Being stuck at home, and not needing to go to school and for tuition is not as good as it seems. Firstly, The teachers will call you every morning and afternoon to ask lame stuff such as may I know what is your daughter's temperature. They are practically stalking us! It is not as if we have swine flu or what. Well there should be some good points too, such as no need to wake up so early for school. I think that is the only good point. Ah well! Why is the society in Singapore so kia-su? It is not like we are criminals that need to be locked up! By the way, Singapore already has 599 swine flu cases! Like Jing Ying says, lets run for our lives! But the problem is, to where? Now almost all the countries have swine flu cases I think. And plus Australia already has around 5000 swine flu cases! I guess it is impossible to prevent swine flu. Sigh*
Friday, June 26, 2009
Jokes

Laughter is contagious!
- Five months pregnant and ravenous, Sarah decided a second helping of dinner. Of course, as soon as she spooned for more food, her husband had something to say about it. " Remember, I am eating for two," Sarah reminded him. " True," he said. " But how many are you exercising for?"

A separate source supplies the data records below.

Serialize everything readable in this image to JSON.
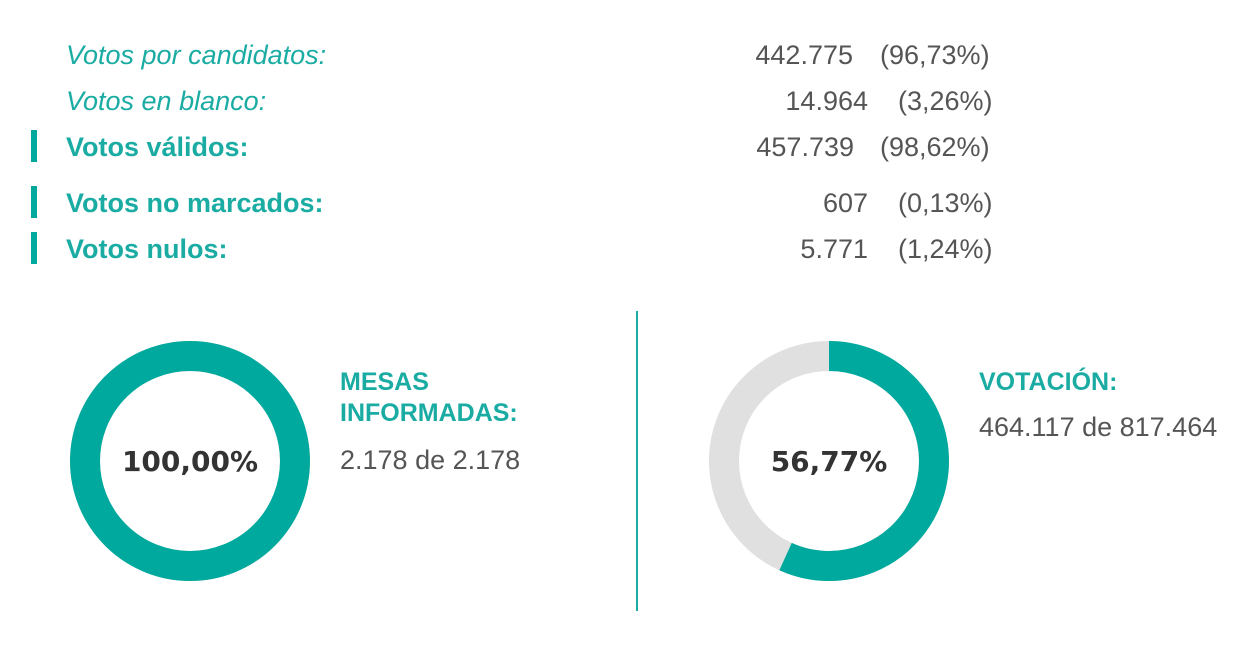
{
  "colors": {
    "accent": "#00a99d",
    "track": "#e0e0e0",
    "text": "#555555"
  },
  "votes": {
    "candidates": {
      "label": "Votos por candidatos:",
      "count": "442.775",
      "percent": "(96,73%)"
    },
    "blank": {
      "label": "Votos en blanco:",
      "count": "14.964",
      "percent": "(3,26%)"
    },
    "valid": {
      "label": "Votos válidos:",
      "count": "457.739",
      "percent": "(98,62%)"
    },
    "unmarked": {
      "label": "Votos no marcados:",
      "count": "607",
      "percent": "(0,13%)"
    },
    "null": {
      "label": "Votos nulos:",
      "count": "5.771",
      "percent": "(1,24%)"
    }
  },
  "mesas": {
    "percent_label": "100,00%",
    "fraction": 1.0,
    "title_line1": "MESAS",
    "title_line2": "INFORMADAS:",
    "value": "2.178 de 2.178"
  },
  "votacion": {
    "percent_label": "56,77%",
    "fraction": 0.5677,
    "title": "VOTACIÓN:",
    "value": "464.117 de 817.464"
  }
}
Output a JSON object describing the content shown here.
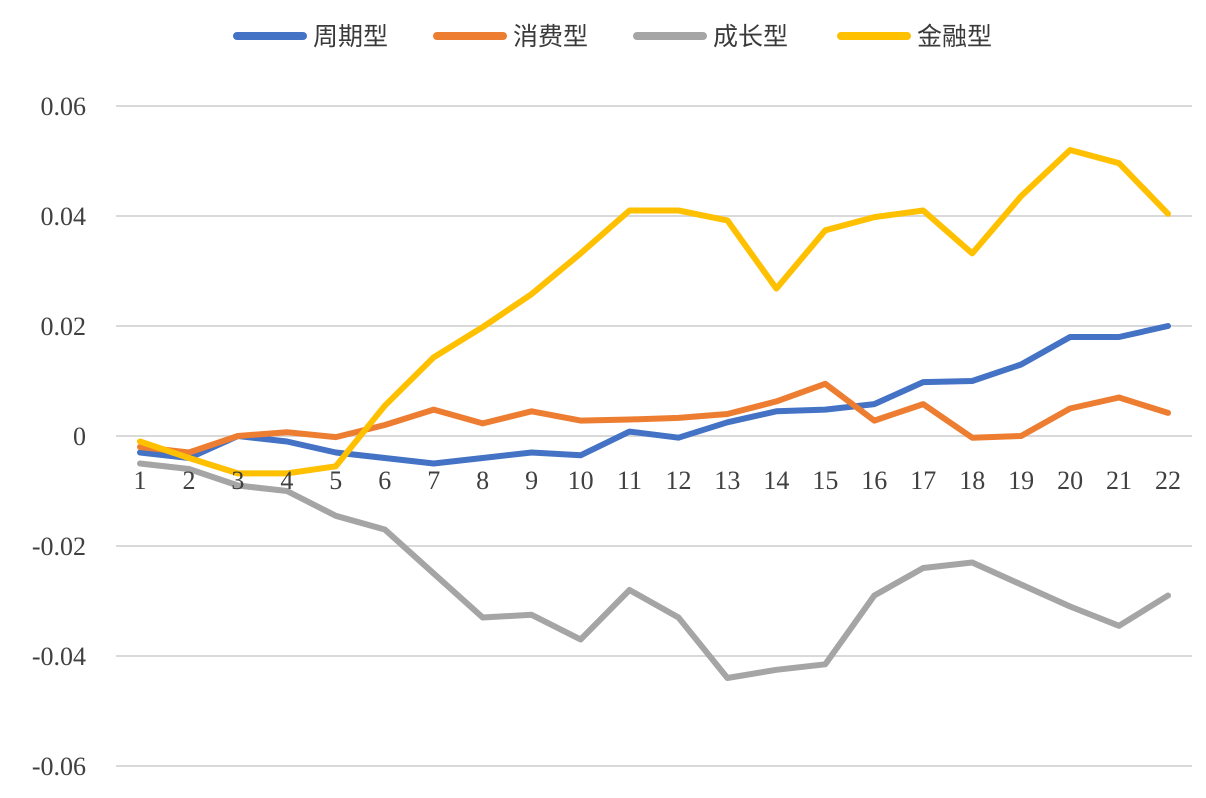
{
  "chart_data": {
    "type": "line",
    "title": "",
    "xlabel": "",
    "ylabel": "",
    "x": [
      1,
      2,
      3,
      4,
      5,
      6,
      7,
      8,
      9,
      10,
      11,
      12,
      13,
      14,
      15,
      16,
      17,
      18,
      19,
      20,
      21,
      22
    ],
    "ylim": [
      -0.06,
      0.06
    ],
    "yticks": [
      0.06,
      0.04,
      0.02,
      0,
      -0.02,
      -0.04,
      -0.06
    ],
    "ytick_labels": [
      "0.06",
      "0.04",
      "0.02",
      "0",
      "-0.02",
      "-0.04",
      "-0.06"
    ],
    "grid": true,
    "legend_position": "top",
    "series": [
      {
        "name": "周期型",
        "color": "#4472C4",
        "values": [
          -0.003,
          -0.004,
          0.0,
          -0.001,
          -0.003,
          -0.004,
          -0.005,
          -0.004,
          -0.003,
          -0.0035,
          0.0008,
          -0.0003,
          0.0025,
          0.0045,
          0.0048,
          0.0058,
          0.0098,
          0.01,
          0.013,
          0.018,
          0.018,
          0.02
        ]
      },
      {
        "name": "消费型",
        "color": "#ED7D31",
        "values": [
          -0.002,
          -0.003,
          0.0,
          0.0007,
          -0.0002,
          0.002,
          0.0048,
          0.0023,
          0.0045,
          0.0028,
          0.003,
          0.0033,
          0.004,
          0.0063,
          0.0095,
          0.0028,
          0.0058,
          -0.0003,
          0.0,
          0.005,
          0.007,
          0.0042
        ]
      },
      {
        "name": "成长型",
        "color": "#A5A5A5",
        "values": [
          -0.005,
          -0.006,
          -0.009,
          -0.01,
          -0.0145,
          -0.017,
          -0.025,
          -0.033,
          -0.0325,
          -0.037,
          -0.028,
          -0.033,
          -0.044,
          -0.0425,
          -0.0415,
          -0.029,
          -0.024,
          -0.023,
          -0.027,
          -0.031,
          -0.0345,
          -0.029
        ]
      },
      {
        "name": "金融型",
        "color": "#FFC000",
        "values": [
          -0.001,
          -0.004,
          -0.0068,
          -0.0068,
          -0.0055,
          0.0055,
          0.0143,
          0.0198,
          0.0258,
          0.0332,
          0.041,
          0.041,
          0.0392,
          0.0268,
          0.0374,
          0.0398,
          0.041,
          0.0332,
          0.0436,
          0.052,
          0.0496,
          0.0404
        ]
      }
    ]
  }
}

- John is a safety- first kind of guy. But while vacationing with his friends, he was talked into going para sailing. He was getting hooked into the parachute when he nervously asked the pilot," How often do you replace the rope?" The pilot helpfully replied," Every time it breaks."

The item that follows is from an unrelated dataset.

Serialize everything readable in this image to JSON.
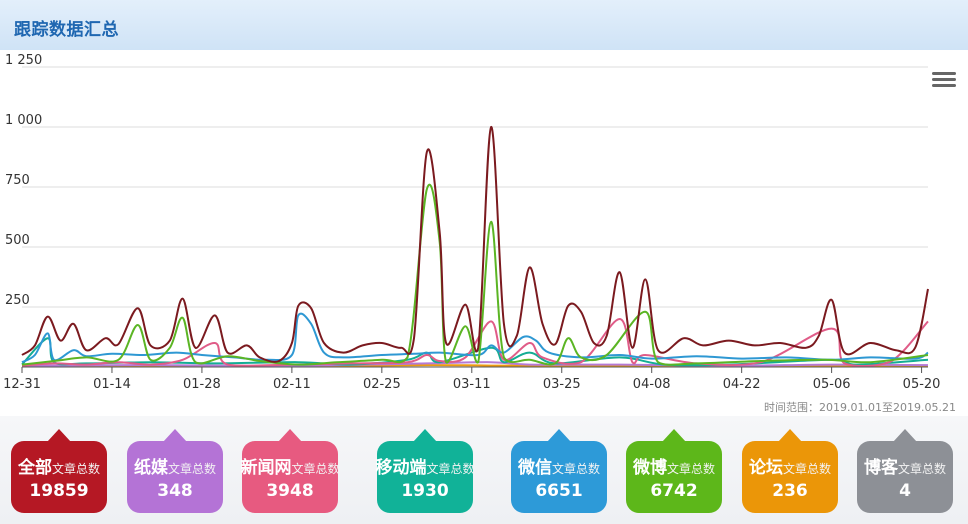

- As Mary went out of the toilet, she looked rather bemused. Her handbag was considerably heavier than went in, even though she left it in an empty basin while she used the loo. Of course an automatic tap sensor is a new experience for her!
Argh!

Oh no! I can't even go out to shop, play or even eat just because I went to Hong Kong. I can't go for tuition and only can come back to school on Thursday. ( That is the good part) The only place I can go is tennis. Oh yeah and supplementary is suspended! Hurray! And also boo! Did you know that MGS has an extra 1 week of holiday? So lucky! sigh! Life is just so unfair! But the point is.... Singapore already has so many cases of swine flu, like around 365, so what is the difference if you go overseas? You can catch swine flu in Singapore, so why do we have to stay at home for seven days just because we went to another country? Then again, sigh!
Hong kong trip

While it was okay I guess. we went to ocean park and took a cable car to Lantau island although we have been there before. We went with my sisters boyfriend but he only stayed for three days and we stayed for six. On the first day we went to have dinner with my ye ye and aunties. We had pecking duck and it was delicious! I ate like 6 of them. Then we went to the street we always go called women street and I bought some stuff. There is another street we also went to which was called flowers street and I bought 4 sticks of fish ball for only $4. Each stick had 8 fish balls and it was delicious too! blah blah blah...... all the lame stuff is finally over, then we went to ocean park on Saturday. I wanted to go on Monday but my sisters boyfriend would have left so it was extremely crowded. we only went on 4 rides and there were hordes of people so we decided to watch the sea lion show and see the pandas. After that, we went to H&M a shop to shop. Most sections were having 50% off so I bought a jacket, a pair of shorts, flats and two shirts. blah blah blah again and then my sisters boyfriend went home because he had army. Later we took the cable car with my ye ye and his maid as he was wheelchair bound, we could skip the queue. The cable car place was called Ngiong Ping 360. at last we arrived at Lantau island. We walked around and then my sister, the maid and I climbed up 260 steps to reach the Buddha, where we took many photos. My ye ye could not go as there were no lifts and my dad had to take care of him. My mom was slacking and did not want to climb with us. For me it was practically just running up instead of climbing. When I reached the top, they were still halfway through climbing! I had dinner with my father's aunts and one was a scholar and the other is an actress. Impressive right? Days went pass and we went shopping and stuff like that. At last it was time to head home. I am so glad to step on Singapore soil again!